Une alternative serait un stage en fonds de Venture Capital (fonds VC). Ce type d’expérience a l’avantage de vous donner une vue d’ensemble sur l’écosystème des startups techs et d’avoir des missions à composante financière et stratégique. Ce type de stage a aussi l’avantage de comprendre ce qu’il se passe côté investisseur, toujours intéressant si vous décidez un jour de passer de l’autre côté, dans une start-up souhaitant lever des fonds. Seul problème, il y a relativement peu d’opportunités.

Quelles sources d’information peuvent nous aider à nous former ?

Pour rester au fait des informations tech, faites un tour sur le site généraliste TechCrunch. Pour de la cybersécurité pure, Dark Reading , et pour des études de marché Gartner ou Forrester .

Quel est ton ressenti en tant que femme dans ce milieu extrêmement masculin qu’est la cybersécurité ?

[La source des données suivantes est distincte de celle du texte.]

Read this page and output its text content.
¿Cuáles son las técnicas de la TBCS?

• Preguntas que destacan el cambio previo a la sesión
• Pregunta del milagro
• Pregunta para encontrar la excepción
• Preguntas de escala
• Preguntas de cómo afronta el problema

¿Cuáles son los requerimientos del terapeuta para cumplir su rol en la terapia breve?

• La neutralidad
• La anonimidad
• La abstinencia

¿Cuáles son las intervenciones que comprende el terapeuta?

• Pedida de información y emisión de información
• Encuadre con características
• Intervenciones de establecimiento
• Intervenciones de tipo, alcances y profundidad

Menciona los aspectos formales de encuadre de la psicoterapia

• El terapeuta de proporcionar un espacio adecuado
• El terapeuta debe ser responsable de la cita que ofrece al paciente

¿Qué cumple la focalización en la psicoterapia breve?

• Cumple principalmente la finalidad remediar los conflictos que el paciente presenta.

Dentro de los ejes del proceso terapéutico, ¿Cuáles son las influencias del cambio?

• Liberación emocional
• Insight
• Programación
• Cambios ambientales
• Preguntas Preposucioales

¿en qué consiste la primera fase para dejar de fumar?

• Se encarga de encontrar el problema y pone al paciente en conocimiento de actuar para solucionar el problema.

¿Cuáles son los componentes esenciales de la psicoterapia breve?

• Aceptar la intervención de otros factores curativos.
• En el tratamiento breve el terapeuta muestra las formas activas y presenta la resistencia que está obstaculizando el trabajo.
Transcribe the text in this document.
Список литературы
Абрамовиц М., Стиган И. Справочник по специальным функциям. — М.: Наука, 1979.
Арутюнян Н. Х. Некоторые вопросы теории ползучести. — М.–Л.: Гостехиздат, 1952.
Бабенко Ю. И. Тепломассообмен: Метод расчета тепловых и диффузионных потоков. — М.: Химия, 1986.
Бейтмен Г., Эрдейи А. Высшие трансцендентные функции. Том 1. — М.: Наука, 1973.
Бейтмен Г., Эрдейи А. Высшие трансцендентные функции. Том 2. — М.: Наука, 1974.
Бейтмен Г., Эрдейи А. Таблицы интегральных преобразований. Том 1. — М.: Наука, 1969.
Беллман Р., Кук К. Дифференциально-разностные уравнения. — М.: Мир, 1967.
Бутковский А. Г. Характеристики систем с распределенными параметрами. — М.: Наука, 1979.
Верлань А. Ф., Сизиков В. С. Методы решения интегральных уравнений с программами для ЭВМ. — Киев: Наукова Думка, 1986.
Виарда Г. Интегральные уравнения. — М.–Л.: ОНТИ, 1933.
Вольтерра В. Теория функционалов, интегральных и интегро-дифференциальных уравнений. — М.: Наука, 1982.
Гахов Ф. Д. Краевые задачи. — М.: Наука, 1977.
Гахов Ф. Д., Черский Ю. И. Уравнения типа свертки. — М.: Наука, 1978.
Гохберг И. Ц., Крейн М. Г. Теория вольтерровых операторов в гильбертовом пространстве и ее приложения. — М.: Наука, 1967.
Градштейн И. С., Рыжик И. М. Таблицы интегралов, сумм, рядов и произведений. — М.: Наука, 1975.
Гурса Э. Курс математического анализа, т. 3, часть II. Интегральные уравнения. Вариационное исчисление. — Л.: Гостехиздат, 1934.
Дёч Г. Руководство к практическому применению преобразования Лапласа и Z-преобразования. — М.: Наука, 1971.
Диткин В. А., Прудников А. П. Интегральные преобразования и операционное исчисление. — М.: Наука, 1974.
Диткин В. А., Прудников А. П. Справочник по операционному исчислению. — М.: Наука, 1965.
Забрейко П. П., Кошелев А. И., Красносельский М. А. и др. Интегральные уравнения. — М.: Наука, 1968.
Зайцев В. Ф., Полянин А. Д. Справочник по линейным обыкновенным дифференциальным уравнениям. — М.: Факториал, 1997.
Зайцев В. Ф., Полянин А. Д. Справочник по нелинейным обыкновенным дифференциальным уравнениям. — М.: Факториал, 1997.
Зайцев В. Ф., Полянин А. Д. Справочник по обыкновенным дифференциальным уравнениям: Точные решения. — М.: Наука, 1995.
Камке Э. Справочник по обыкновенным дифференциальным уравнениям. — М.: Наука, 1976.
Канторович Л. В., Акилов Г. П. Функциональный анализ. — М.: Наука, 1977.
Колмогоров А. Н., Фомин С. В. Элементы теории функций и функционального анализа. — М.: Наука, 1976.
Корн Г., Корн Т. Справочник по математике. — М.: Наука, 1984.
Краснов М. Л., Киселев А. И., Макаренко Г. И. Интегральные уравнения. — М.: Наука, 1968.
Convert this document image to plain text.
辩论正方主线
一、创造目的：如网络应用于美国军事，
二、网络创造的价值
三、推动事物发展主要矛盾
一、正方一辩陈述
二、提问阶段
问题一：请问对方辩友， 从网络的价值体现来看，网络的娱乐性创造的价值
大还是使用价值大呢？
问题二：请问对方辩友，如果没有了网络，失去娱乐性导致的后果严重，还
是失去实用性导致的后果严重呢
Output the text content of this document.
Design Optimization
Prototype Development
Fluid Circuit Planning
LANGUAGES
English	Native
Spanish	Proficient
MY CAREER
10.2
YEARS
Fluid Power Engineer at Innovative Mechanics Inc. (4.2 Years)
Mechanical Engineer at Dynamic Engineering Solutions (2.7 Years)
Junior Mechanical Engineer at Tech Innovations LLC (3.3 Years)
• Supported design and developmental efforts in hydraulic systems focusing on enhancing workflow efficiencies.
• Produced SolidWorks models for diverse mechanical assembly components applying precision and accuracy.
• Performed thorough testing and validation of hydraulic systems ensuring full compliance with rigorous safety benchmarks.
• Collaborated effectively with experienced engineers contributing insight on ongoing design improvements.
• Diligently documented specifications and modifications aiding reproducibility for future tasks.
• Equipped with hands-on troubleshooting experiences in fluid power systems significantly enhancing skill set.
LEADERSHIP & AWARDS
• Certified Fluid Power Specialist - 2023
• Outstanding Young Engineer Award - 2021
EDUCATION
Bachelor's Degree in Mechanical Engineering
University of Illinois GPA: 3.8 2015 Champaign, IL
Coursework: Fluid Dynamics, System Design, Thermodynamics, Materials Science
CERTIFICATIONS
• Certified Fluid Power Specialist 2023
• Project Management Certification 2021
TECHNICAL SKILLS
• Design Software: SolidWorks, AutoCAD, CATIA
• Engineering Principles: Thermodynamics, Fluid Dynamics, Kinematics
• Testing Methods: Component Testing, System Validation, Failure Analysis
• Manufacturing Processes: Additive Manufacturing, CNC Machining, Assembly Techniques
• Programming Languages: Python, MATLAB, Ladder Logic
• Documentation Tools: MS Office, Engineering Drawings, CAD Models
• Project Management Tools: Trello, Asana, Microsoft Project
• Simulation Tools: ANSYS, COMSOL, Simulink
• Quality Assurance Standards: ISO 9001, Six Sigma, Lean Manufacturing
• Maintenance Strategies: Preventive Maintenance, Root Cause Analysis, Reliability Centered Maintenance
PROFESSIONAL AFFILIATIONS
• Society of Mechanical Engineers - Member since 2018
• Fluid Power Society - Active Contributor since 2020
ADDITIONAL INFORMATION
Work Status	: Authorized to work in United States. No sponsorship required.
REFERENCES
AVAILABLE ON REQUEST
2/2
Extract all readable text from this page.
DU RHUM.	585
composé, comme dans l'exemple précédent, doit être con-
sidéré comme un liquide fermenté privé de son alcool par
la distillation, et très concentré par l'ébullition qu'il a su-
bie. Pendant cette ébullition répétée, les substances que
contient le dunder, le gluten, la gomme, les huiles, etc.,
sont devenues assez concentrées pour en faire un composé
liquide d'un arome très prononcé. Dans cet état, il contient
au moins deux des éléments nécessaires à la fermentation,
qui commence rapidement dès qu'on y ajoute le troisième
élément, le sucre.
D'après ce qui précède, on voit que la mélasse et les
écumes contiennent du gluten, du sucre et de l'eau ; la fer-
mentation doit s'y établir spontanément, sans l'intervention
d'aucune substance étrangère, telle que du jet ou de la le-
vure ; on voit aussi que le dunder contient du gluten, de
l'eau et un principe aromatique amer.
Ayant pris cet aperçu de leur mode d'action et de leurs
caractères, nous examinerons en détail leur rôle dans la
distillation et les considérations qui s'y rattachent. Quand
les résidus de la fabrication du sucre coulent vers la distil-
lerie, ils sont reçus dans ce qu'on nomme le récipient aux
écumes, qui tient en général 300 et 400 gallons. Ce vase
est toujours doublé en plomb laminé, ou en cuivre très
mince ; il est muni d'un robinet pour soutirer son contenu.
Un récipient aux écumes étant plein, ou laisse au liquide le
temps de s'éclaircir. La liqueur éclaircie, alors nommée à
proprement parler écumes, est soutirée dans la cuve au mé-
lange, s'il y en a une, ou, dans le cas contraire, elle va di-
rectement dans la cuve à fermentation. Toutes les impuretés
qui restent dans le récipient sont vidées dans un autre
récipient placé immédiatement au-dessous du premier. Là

Ce n’est pas un scoop, il n’y a pas assez de femmes en cybersécurité (taux de représentation d’environ 10%). Je pense que les femmes qui y évoluent ont un double rôle à jouer : lors des phases de recrutement, mettre en confiance celles qui postulent ; et de façon plus générale prendre la parole à des événements publics, pas forcément sur la thématique des femmes en cybersécurité mais simplement pour montrer qu’il y a bien des hommes et des femmes dans cette industrie.

Le chômage n’existe pas en cybersécurité. Le marché étant très porteur et peu connu des étudiants en école de commerce, il y a une pénurie de main d’œuvre, donc de belles opportunités à saisir !

Quels conseils donnerais-tu à quelqu’un qui viendrait de rentrer en école de commerce ?

Vous me vieillissez de dix ans avec cette question (rires). Je vous conseillerai d’exploiter au mieux le large panel d’opportunités qui s’offrent sur le campus : récolter le plus d’informations – sur les différents métiers / secteurs par exemple – et développer son réseau, notamment via les associations. Je vous conseillerai aussi de partir à l’international, surtout via une expérience professionnelle. Familiarisez-vous avec un environnement de travail international !

Merci encore à Anne-Sybille pour son temps et son attention.